There are plenty of true stories that inspire American Horror Story. They are the stories that resonate and terrify, which is exactly why the creators of the show pull inspiration from their intriguing bits of folklore. The show's creators do an exceptional job at putting their own unique spin on real life atrocities. Each season pulls from multiple sources, unsolved crimes, historical oddities, and chilling legends people have told around campfires for generations can all be found sprinkled throughout the show.

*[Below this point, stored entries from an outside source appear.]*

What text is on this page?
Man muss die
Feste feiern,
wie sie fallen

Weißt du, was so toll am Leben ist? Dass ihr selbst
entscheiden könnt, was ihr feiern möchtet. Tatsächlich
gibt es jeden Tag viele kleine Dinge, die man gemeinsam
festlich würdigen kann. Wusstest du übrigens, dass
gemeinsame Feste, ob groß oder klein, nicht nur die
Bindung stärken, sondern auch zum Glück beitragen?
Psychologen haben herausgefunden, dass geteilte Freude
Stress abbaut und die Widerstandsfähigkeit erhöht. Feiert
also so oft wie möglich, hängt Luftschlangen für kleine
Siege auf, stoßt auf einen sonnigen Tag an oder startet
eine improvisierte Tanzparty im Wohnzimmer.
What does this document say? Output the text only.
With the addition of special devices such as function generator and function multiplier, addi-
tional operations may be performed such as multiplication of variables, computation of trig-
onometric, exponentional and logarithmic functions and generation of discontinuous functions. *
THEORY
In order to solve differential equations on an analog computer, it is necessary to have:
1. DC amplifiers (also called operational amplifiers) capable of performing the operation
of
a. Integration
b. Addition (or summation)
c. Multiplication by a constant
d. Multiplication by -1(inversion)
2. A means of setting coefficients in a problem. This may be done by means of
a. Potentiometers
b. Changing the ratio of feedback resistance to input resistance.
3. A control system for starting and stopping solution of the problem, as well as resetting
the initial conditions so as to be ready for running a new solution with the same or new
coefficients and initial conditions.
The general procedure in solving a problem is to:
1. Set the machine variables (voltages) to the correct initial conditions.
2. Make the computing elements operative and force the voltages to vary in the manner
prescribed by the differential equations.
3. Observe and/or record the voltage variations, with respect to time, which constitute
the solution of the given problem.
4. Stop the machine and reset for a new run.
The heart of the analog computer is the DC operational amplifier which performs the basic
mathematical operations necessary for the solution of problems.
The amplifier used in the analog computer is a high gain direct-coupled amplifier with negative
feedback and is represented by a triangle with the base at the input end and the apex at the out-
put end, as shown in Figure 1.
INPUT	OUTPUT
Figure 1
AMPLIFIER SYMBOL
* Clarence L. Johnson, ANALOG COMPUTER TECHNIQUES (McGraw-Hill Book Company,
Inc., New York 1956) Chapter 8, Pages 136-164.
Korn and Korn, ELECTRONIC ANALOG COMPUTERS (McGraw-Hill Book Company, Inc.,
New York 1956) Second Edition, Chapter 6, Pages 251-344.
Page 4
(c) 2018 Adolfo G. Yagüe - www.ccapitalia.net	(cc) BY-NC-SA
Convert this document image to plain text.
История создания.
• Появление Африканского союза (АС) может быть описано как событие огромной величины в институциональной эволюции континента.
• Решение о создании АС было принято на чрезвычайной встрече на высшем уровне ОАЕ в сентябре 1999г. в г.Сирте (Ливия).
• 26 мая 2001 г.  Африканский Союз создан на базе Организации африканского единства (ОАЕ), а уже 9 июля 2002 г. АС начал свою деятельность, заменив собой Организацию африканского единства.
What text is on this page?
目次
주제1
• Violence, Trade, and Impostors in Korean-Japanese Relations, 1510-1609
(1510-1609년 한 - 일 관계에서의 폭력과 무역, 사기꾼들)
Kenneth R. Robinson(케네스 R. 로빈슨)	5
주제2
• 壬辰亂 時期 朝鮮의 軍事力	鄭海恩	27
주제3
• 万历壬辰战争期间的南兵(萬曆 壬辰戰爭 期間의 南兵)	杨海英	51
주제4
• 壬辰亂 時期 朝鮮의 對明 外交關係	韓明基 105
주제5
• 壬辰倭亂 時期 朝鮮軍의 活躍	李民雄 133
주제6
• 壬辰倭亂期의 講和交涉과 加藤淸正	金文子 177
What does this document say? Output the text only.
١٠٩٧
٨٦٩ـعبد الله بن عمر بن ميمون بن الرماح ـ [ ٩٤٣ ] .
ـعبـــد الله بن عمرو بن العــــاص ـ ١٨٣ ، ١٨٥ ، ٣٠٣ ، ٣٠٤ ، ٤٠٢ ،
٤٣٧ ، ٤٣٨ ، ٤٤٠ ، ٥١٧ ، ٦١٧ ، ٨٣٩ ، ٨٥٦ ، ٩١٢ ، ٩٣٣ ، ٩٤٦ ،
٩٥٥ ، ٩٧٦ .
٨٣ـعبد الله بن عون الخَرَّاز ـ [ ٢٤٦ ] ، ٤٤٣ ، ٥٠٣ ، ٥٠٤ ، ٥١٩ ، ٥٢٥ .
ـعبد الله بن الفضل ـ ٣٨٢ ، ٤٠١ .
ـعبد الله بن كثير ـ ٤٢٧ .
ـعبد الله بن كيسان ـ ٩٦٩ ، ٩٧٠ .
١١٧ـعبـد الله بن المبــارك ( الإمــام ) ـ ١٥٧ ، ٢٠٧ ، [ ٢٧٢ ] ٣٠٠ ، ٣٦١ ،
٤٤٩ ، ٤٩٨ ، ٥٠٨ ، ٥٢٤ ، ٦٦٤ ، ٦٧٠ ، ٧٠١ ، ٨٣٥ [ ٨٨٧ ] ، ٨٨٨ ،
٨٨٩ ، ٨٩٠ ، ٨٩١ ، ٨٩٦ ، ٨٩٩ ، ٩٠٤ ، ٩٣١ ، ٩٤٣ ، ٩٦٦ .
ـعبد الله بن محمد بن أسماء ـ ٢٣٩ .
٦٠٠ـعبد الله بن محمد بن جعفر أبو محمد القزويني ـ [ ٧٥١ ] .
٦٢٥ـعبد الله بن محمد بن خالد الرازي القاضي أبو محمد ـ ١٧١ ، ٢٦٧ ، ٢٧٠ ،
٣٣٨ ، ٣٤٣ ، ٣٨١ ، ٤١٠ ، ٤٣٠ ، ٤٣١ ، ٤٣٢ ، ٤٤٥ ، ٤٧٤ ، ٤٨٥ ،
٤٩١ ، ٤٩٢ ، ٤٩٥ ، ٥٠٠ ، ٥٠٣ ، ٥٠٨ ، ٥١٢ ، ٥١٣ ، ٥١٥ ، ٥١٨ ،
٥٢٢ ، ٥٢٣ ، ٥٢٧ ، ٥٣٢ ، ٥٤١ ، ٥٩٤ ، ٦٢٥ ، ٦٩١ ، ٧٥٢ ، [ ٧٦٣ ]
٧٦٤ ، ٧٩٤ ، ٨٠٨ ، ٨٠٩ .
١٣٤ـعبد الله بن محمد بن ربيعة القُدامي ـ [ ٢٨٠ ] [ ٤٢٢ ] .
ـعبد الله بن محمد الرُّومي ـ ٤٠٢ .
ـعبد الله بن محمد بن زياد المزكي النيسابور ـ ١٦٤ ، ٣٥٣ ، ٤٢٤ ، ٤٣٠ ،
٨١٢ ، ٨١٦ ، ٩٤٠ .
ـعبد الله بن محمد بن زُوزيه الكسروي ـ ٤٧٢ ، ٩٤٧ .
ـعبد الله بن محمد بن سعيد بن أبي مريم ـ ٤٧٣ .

American Horror Story plots inspired by real events have included the Black Dahlia, Elizabeth Bathory, the Axeman of New Orleans, and the haunted Cecil Hotel, to name a few. But what other horrifying stories - fact or fiction - haven't they done that would make for great television? Jack the Ripper? Slender man? Here are some possible options from popular legends and real events that could fit in nicely with the collection of scary stories in American Horror Story.
The SS Ourang Medan
The American Horror Story “Sweet Dreams” trailer seemed to hint at a horror at sea. How awesome would AHS: Ghost Ship be? The historic mystery of the SS Ourang Medan would be a great place to pull inspiration from.
According to legend, multiple ships picked up distress calls from the SS Ourang Medan. The message received was broken up into two parts (with undecipherable morse code between them) the messages said "S.O.S. from Ourang Medan * * * we float. All officers including the Captain, dead in chartroom and on the bridge. Probably whole of crew dead. I die."
When the ship was actually found drifting near Indonesia, the entire crew aboard the Ourang Medan was dead - eyes wide open and mouths gaping.
Centralia, Pennsylvania, The Real Silent Hill
Between the video game and the movies you’d think Silent Hill was a done deal, but it doesn’t have to be. At least not the real Silent Hill that is…
The story everyone knows was inspired by a very real, extremely eerie small town called Centralia in Pennsylvania. What once had a population of about 3,000 people, is now completely abandoned and has been on fire since 1962. There is plenty of horror fuel in any small mining town setting, but a slow burning fire running through a labyrinth of creepy coal mines beneath the decapitated, densely fog covered town of Centralia is just too good a setting to pass up.
Fans have been screaming - well, more like typing in all caps - for an American Horror Story: Prison for quite sometime now. Alcatraz Federal Penitentiary, which is reportedly one of the most haunted locations in the country, would be the ideal place to start. They had famous inmates like Al Capone, George "Machine-Gun" Kelly, Arthur "Doc" Barker and the first "Public Enemy #1" Alvin Karpis.
Obviously there would be plenty of vengeful ghosts of some insanely violent individuals. Any earth bound spirits of guards and administrators would be pretty terrifying as well since this facility was known for inhumane treatment of prisoners, back in the '30s prisoners were kept in "hole-cells." There is even talk about the land itself being haunted log before the prison went up.
According to local historians, the land was a Native American burial ground. Complaints of haunting have been going on since opening day.
Fox Hollow Farm
A sprawling, wooded estate owned by an unassuming family man with murderous impulses became a mass burial site for gay men living in Indianapolis. The story itself is rife with twists, creepy dolls, and sex - perfect for AHS.
In this true story, Herb Baumeister was living a double life. He was a married father of three and business owner who was secretly luring gay men back to his own home to strangle them to death in his creepy pool surrounded by mannequins. Then he would burn or bury their bodies in the yard where his children played.
Once his double life had been revealed, Baumeister took off to Canada to commit suicide at Pinery Provincial Park. Prior to killing himself, he set the stage in a ritualistic fashion, building up a sand mound and surrounded it with dead birds as an altar for himself. Then, he positioned himself on it with his arms stretched out, and shot himself.
The 1996 police investigation of the property uncovered 5,500 bones, but more are still being discovered by the current owners today. After his death, Baumeister was also linked to the I-70 Murders. After speaking with his wife, authorities discovered his travels lined up with a series of unsolved murders where the bodies were dumped along I-70. The number of lives he claimed remains uncertain to this day.